U.S. Senate backs legislation to slap new sanctions on Russia

Reuters , Wednesday 14 Jun 2017

File Photo: US-senate-session-vote (Photo: Reuters)

The U.S. Senate voted overwhelmingly on Wednesday for new sanctions punishing Russia for meddling in the 2016 U.S. election, and to force President Donald Trump to get Congress' approval before easing any existing sanctions.

The vote was 97 to two for the legislation, filed as an amendment to an Iran sanctions bill.
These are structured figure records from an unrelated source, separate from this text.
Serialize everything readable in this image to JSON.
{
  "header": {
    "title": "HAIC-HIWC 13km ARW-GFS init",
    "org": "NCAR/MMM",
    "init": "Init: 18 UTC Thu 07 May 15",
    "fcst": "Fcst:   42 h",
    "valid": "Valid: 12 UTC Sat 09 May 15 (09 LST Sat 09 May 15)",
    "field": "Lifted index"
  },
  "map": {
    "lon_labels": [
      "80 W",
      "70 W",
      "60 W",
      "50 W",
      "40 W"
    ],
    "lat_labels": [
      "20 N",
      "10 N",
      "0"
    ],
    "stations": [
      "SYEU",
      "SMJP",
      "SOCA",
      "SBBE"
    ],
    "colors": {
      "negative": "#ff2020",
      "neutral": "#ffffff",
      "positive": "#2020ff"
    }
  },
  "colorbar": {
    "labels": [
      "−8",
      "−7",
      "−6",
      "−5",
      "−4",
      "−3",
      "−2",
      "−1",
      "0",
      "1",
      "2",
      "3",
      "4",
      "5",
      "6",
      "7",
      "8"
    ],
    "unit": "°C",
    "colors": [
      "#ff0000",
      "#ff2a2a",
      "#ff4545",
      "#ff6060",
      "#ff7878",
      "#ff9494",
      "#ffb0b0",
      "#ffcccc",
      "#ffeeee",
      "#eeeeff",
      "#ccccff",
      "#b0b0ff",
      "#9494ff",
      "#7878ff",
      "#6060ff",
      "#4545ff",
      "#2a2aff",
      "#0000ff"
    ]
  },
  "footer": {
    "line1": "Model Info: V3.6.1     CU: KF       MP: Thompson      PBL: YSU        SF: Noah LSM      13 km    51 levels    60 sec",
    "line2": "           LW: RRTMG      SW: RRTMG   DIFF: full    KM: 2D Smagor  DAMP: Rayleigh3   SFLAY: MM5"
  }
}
It is intended to punish Russia over issues including alleged meddling in the election, annexation of Ukraine's Crimea region and support for the government of Syria in that country's six-year-long civil war.

The measure sets up a process for Congress to review changes in sanctions, puts into law actions previously established via presidential executive order, imposes new sanctions on Russians found guilty of human rights abuses or conducting cyber attacks.

It was introduced amid an intense focus in the U.S. capital on relations with Russia, and investigations by the Department of Justice and congressional committees of whether Russia sought to influence the 2016 U.S. elections to help elect Trump, and whether Trump associates colluded with Moscow as it sought to influence the election.

Moscow denies any such activity, which Trump has dismissed as sour grapes by the Democrats he defeated.

The Iran bill, including the Russia sanctions amendment, was expected to pass the Senate on Thursday or later on Wednesday.

To take effect, the measure would also have to pass the House of Representatives and be signed into law by Trump. If Trump objected, some of its backers said they expected enough congressional support to override a veto.

"Today the Senate has finally confronted Russia for interfering in our elections. This bipartisan amendment is the sanctions regime that the Kremlin deserves for its actions," said Democratic Senator Jeanne Shaheen, a leader of the push for the legislation.

The only two "no" votes on the Russia bill were from Republican Senators Mike Lee and Rand Paul.